Spring is around the corner, the vaccine roll out is going well so far, we just saw a $1.9 trillion stimulus package going into law, is the pandemic over and is the Real Estate market at an inflexion point? Let's look at the latest numbers published by the National Association of Realtors.
The big picture is the same as the one we've seen since the pandemic started a year ago. People moving out of cities, low interest rates and demand for an environment that favors quality of life are still boosting the attractiveness of our valley and its Real Estate. Meanwhile a lot of homeowners hunker down for fear of the virus or because of uncertainty. In other words demand is high and offer is low, prices are going up. This kind of extremely unbalanced market starts feeding itself at some point. Why would you sell a home if you then have to look for a new one? Nobody wants to be in a buyer's position right now with such a little available inventory and sky-high prices!
Compared to a year ago, pending sales and sold listings are roughly 40% higher, the median price is 20% higher, and properties get scooped up at lightening speed (almost 45% faster than last year). On average sellers received 0.5% more than what they asked: the second month in a row that sellers get more than what they ask.
This seller's market is tough on everyone but sellers. Everybody is hoping for things to become more balanced as spring rolls around. Quite a few factors are at play right now that could bring a change:
- Spring and Summer are the most active seasons on the Real Estate market. We should be looking at an increase in new listings in the next months. Though the list of buyers ready to pull the trigger is long and there will be a lot of competition to get into those homes! Make sure you are ready, which means being pre-qualified by a lender before the showing, and working with a Realtor who is pro-active in helping you find the right property.
- Interest rates are starting to tick up. The 30 years fix went back above 3% and is trending up for the first time in a year.

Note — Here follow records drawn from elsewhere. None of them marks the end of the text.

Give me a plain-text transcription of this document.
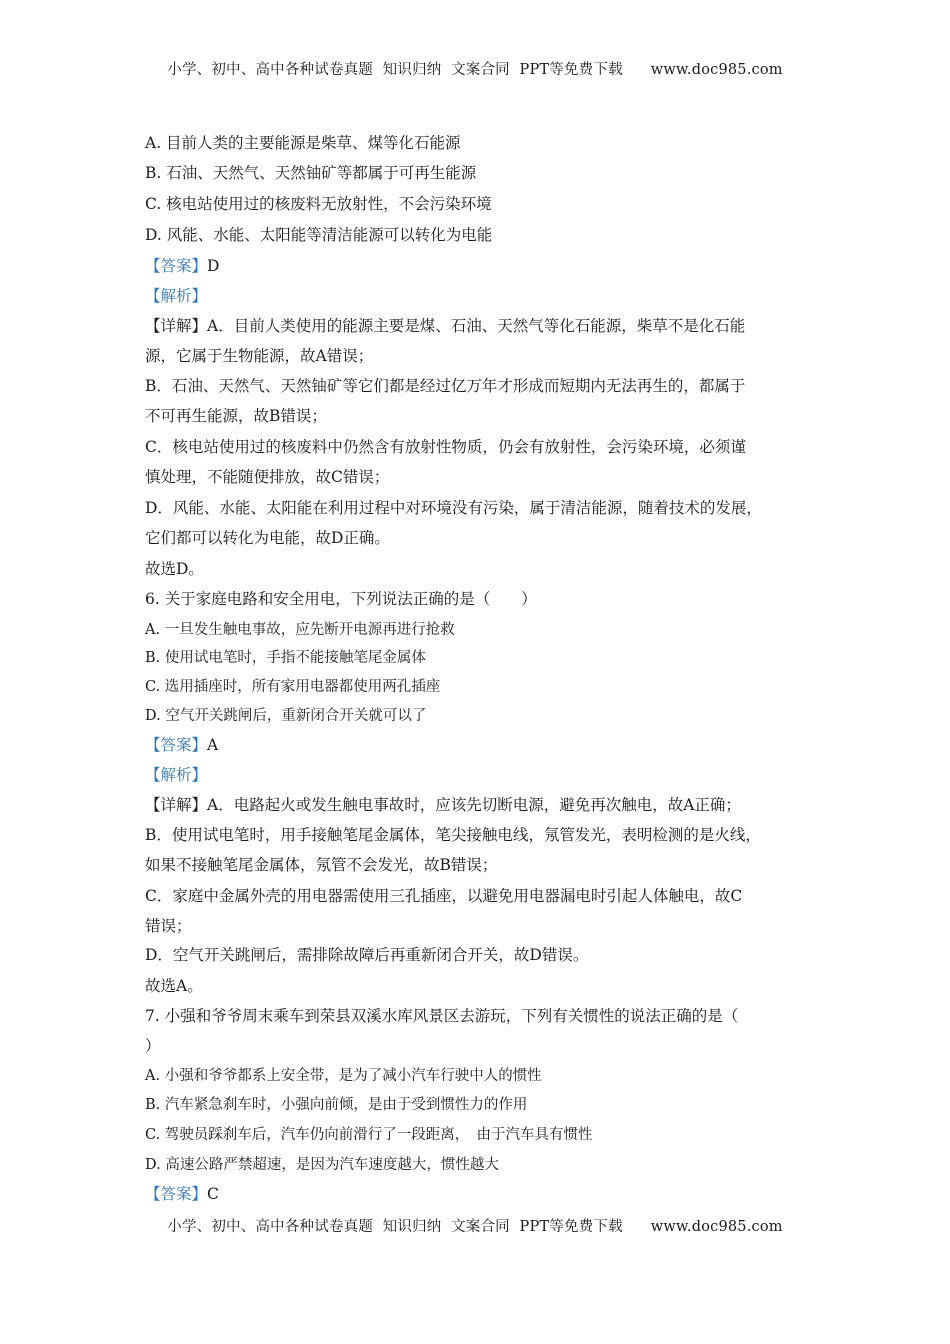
小学、初中、高中各种试卷真题  知识归纳  文案合同  PPT等免费下载 www.doc985.com
A. 目前人类的主要能源是柴草、煤等化石能源
B. 石油、天然气、天然铀矿等都属于可再生能源
C. 核电站使用过的核废料无放射性，不会污染环境
D. 风能、水能、太阳能等清洁能源可以转化为电能
【答案】D
【解析】
【详解】A．目前人类使用的能源主要是煤、石油、天然气等化石能源，柴草不是化石能
源，它属于生物能源，故A错误；
B．石油、天然气、天然铀矿等它们都是经过亿万年才形成而短期内无法再生的，都属于
不可再生能源，故B错误；
C．核电站使用过的核废料中仍然含有放射性物质，仍会有放射性，会污染环境，必须谨
慎处理，不能随便排放，故C错误；
D．风能、水能、太阳能在利用过程中对环境没有污染，属于清洁能源，随着技术的发展，
它们都可以转化为电能，故D正确。
故选D。
6. 关于家庭电路和安全用电，下列说法正确的是（　　）
A. 一旦发生触电事故，应先断开电源再进行抢救
B. 使用试电笔时，手指不能接触笔尾金属体
C. 选用插座时，所有家用电器都使用两孔插座
D. 空气开关跳闸后，重新闭合开关就可以了
【答案】A
【解析】
【详解】A．电路起火或发生触电事故时，应该先切断电源，避免再次触电，故A正确；
B．使用试电笔时，用手接触笔尾金属体，笔尖接触电线，氖管发光，表明检测的是火线，
如果不接触笔尾金属体，氖管不会发光，故B错误；
C．家庭中金属外壳的用电器需使用三孔插座，以避免用电器漏电时引起人体触电，故C
错误；
D．空气开关跳闸后，需排除故障后再重新闭合开关，故D错误。
故选A。
7. 小强和爷爷周末乘车到荣县双溪水库风景区去游玩，下列有关惯性的说法正确的是（
）
A. 小强和爷爷都系上安全带，是为了减小汽车行驶中人的惯性
B. 汽车紧急刹车时，小强向前倾，是由于受到惯性力的作用
C. 驾驶员踩刹车后，汽车仍向前滑行了一段距离，　由于汽车具有惯性
D. 高速公路严禁超速，是因为汽车速度越大，惯性越大
【答案】C
小学、初中、高中各种试卷真题  知识归纳  文案合同  PPT等免费下载 www.doc985.com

This is not good news if you are looking for a home to buy tomorrow: higher interest rates mean higher payments for the same purchase price. But if you have a little more time, it should help you by putting a temper on price increase and on buyers' eagerness on the longer run. Don't rejoice too quickly, there is still a lot of questions about where interest rates are going from here. What makes them go up is on one side the demand for new mortgages and refinances, and the interest rate set by the FED (central bank). The FED is still communicating that they will keep interest rates low through 2021 and 2022. They usually push up interest rates to slow down inflation. Inflation is muted at the moment, but that might change as the economy reopens and everybody receives stimulus checks to get out and spend $$. Inflation typical occurs when people spend more money and that's what the government is trying to make happen with the stimulus bill aiming at jump-starting the economy. So if the stimulus bill successfully jump starts the economy, look out for higher interest rates and possibly home price stagnating instead of skyrocketing.
Though it's important to put this in perspective. If we are looking at interest rates over the course of 10 year, the recent uptick is barely noticeable. Interest rates are still rock bottom low. What is going to happen in the next months regarding inflation and whether or not this upward trend on interest rates continues are going to be determining factors.
- With the pandemic being over, are we going to see the big return of cities? As the tide goes out on everything pandemic related, we could see a retreat on everything that the pandemic changed. As we know now, COVID 19 has boosted Real estate value in our area. What will happen after the pandemic effect has faded? Are people still going to consider our valley the perfect place to live at? Is work from home going to continue? How many of the people who moved here during the pandemic will decide to stay, and how many will return to their favorite cities? If things get back to normal, are prices in our area going to have the tendency to go back to what they were? Prices went up 20% since last year, are they going to go down 20% next year?